The incident is the most recent in a growing pattern of software supply chain attacks, in which cybercriminals target one company with the intention of infecting its partners and clients later on, basically widening the malware's system vulnerabilities.
April 13, 2021: Cyberattack Delays Start of Classes At Portsmouth University.
Key IT systems at the University of Portsmouth continue to remain offline this week after a supposed ransomware attack, delaying the start of the new term.
A notice on the university’s homepage doesn’t explicitly name ransomware as the cause of the “cyber incident,” but the “ongoing technical disruption” it describes is a tell-tale sign of such attacks. However, The News has reported that it has seen an email from the university claiming it suffered a ransomware attack.
October 26, 2021: Cyberattack Leaves Motorists Stranded At Gas Stations in Iran.
A cyberattack crippled gas stations across Iran, leaving angry motorists stranded in long lines. No group immediately claimed responsibility for the attack, which rendered useless the government-issued electronic cards that many Iranians use to buy subsidized fuel at the pump.
It bore similarities to another attack months earlier that seemed to directly challenge Iran's Supreme Leader Ayatollah Ali Khamenei as the country's economy buckles under American sanctions. Israeli cybersecurity firm Check Point later attributed the Iran train attack to a group of hackers that called themselves Indra, after the Hindu god of war.

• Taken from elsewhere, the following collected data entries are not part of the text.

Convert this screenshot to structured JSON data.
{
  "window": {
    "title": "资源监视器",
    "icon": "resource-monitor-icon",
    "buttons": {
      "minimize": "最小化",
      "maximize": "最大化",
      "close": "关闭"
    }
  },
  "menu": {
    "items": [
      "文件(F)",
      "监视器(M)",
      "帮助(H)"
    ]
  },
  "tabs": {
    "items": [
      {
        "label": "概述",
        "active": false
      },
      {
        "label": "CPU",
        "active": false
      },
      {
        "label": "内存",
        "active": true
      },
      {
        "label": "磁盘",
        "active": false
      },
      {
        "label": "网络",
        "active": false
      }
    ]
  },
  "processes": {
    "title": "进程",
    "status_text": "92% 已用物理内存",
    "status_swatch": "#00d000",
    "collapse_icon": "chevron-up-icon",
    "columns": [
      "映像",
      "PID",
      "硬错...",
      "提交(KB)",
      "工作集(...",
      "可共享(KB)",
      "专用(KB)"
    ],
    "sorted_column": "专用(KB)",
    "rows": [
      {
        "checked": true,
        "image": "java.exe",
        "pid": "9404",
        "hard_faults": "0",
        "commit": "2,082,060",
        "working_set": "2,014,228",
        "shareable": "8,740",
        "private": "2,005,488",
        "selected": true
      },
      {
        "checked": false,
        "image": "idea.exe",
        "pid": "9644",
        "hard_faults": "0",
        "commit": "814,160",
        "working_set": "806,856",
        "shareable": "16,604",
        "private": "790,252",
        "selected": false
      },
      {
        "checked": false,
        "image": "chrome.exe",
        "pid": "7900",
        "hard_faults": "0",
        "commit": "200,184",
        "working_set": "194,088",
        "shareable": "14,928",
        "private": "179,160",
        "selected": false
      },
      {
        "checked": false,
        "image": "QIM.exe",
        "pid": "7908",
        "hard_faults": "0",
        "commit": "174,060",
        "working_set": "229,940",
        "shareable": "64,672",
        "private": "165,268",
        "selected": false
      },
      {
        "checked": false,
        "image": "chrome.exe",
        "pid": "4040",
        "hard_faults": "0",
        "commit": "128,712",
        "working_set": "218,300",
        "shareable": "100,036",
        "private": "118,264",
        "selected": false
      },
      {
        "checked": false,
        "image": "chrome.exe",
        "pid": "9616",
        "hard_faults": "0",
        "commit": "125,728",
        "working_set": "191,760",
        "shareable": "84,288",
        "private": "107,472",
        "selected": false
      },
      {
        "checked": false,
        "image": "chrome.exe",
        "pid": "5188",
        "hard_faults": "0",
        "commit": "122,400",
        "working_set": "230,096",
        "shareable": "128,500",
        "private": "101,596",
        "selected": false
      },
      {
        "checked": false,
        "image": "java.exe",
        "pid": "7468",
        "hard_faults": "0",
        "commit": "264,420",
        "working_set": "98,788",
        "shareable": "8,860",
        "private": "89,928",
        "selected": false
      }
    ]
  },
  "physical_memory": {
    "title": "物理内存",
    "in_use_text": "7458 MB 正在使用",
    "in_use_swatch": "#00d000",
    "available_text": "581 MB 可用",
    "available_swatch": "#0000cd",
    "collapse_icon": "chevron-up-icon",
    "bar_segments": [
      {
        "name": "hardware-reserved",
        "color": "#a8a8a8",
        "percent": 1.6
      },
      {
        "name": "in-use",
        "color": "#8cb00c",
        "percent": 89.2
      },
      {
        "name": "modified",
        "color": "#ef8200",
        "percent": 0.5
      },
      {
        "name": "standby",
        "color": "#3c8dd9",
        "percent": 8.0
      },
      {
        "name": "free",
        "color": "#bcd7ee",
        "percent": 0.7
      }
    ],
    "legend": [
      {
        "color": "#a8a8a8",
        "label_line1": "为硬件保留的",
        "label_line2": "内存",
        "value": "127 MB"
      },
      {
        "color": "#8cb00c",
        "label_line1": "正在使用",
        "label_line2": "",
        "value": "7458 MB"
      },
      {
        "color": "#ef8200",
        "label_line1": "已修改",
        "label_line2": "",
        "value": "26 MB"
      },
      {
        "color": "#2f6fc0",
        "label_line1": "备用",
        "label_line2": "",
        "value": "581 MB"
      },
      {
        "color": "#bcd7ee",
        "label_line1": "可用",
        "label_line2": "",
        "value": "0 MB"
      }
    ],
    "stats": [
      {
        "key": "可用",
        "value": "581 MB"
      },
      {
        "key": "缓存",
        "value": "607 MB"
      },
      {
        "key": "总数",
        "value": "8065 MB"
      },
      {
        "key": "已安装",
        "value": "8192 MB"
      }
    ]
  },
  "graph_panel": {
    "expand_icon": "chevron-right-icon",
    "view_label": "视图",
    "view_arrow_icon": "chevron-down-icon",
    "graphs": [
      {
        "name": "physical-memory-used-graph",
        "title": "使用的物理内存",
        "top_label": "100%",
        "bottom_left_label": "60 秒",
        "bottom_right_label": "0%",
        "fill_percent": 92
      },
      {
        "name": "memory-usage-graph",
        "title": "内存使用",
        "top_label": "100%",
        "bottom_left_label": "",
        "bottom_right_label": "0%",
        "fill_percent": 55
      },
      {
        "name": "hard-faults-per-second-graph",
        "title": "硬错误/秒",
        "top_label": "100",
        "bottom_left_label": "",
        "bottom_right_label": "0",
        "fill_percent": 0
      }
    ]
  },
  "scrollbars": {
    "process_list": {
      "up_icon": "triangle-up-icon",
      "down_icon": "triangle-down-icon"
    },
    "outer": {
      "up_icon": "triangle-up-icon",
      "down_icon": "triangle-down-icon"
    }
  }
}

July 2, 2021: Ransomware Hits MO City
A ransomware attack shut down the city of Joplin, MO, government’s computer system in early July, city officials said last week.
While the debate on whether to pay the ransom rages, an insurer paid $320,000 to someone not identified, to keep any sensitive information obtained as a result of the cyberattack from being exposed, City Manager Nick Edwards said in the statement.
A cybersecurity attack on the city of Tulsa’s computer system was similar to an attack on the Colonial Pipeline and that the hacker is known.
December 1, 2020: Security Provider, Stormshield, Hit In Cyber Attack
Security provider Stormshield revealed a security incident that resulted in unauthorized access to a technical portal and a “leakage” of some parts of the SNS (Stormshield Network Security) source code.